The promise is one of 75 Trump made that PolitiFact will track on the MAGA-Meter. Over the next four years, we will periodically evaluate the new administration's progress on Trump's 2024 campaign promises, just as we did with Barack Obama, Trump during his first term, and Joe Biden.

On his second-to-last day in office in 2021, Trump issued Executive Order 13978, which called for creating a national garden that would "reflect the awesome splendor of our country's timeless exceptionalism." However, Congress did not pass funding for the memorial, and the idea fizzled before a site was chosen. President Joe Biden revoked the order in May 2021.

During Trump's 2024 campaign, he pledged to revive the National Garden of Heroes idea. He first proposed the idea of a national garden honoring American figures during a 2020 Independence Day celebration at Mount Rushmore. The announcement came amid a wave of Black Lives Matter protests, during which statues of Confederate leaders were taken down or vandalized nationwide. 

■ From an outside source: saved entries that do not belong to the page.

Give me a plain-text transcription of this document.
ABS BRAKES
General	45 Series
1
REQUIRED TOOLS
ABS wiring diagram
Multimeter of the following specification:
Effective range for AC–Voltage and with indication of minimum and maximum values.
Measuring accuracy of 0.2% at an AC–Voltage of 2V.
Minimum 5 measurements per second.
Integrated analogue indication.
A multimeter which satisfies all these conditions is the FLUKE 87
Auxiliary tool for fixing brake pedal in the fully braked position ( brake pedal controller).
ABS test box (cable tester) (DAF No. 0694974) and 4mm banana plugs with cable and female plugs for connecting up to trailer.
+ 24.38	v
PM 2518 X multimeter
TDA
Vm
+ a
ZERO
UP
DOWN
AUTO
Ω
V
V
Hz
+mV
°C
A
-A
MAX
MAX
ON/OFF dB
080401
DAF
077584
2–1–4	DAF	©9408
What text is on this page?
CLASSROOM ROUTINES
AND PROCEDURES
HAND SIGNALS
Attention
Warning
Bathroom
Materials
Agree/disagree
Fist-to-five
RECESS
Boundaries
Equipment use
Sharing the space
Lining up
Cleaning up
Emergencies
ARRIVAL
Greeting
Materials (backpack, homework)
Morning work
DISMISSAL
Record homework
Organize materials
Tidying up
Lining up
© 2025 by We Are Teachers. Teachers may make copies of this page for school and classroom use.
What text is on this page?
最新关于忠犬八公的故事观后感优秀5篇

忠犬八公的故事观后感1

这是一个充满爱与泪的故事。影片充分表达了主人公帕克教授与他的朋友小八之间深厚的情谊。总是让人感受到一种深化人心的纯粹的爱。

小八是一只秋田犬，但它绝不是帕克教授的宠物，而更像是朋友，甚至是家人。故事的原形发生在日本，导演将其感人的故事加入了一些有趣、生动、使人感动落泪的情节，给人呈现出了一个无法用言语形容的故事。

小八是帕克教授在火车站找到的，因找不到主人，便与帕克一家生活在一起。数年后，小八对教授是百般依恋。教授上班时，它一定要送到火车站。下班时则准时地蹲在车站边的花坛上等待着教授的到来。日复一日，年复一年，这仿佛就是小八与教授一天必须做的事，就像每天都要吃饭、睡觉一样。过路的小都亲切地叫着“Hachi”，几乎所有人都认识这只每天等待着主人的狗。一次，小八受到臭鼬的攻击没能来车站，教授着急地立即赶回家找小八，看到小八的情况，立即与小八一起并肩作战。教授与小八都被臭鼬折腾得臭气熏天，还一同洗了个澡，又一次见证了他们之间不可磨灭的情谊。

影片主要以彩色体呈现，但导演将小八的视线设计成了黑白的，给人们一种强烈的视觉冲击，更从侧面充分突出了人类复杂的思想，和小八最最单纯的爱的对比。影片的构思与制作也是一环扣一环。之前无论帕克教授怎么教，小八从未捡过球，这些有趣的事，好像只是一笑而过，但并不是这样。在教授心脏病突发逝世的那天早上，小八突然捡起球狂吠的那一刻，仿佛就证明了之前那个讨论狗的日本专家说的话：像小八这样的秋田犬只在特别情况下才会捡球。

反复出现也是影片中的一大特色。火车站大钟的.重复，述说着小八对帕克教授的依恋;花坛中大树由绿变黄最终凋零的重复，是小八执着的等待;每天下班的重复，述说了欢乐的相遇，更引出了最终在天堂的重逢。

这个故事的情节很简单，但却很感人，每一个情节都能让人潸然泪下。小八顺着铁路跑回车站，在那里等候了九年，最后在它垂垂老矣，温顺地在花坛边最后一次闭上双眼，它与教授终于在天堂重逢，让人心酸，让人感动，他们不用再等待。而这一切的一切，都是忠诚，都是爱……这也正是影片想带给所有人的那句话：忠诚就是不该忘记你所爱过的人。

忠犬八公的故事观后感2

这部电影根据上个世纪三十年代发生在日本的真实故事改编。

According to the 2021 executive order, the National Garden is "America's answer to this reckless attempt to erase our heroes, values, and entire way of life."

Trump formalized the idea of a national garden in a July 2020 executive order aimed at restoring and rebuilding some defaced monuments of controversial historical figures. This order listed 31 as possible honorees for the Trump-appointed national garden task force to consider.

The garden, as designed, would  contain sculptures of 250 Americans; 244 of whom were named in the 2021 executive order. The list includes Presidents George Washington and John F. Kennedy; U.S. Army Gen. Douglas MacArthur and Supreme Court Justice Ruth Bader Ginsburg; athletes Kobe Bryant, Muhammad Ali, Lou Gehrig and Babe Ruth; activists Martin Luther King Jr., Rosa Parks, Helen Keller, Susan B. Anthony and Harriet Tubman; scientist Albert Einstein, author Edgar Allen Poe; singer Whitney Houston; and "Jeopardy" host Alex Trebek.

In the current list, 78% of the honorees are men. The list does not include Confederate generals; CBS reported that Trump collaborated with local politicians and community leaders to make the list of heroes. 

Since issuing the Jan. 29 order, Trump has organized a task force to oversee the project and formally choose the 250 honorees. The project still needs a site and funding. For now, we're rating this promise as In the Works.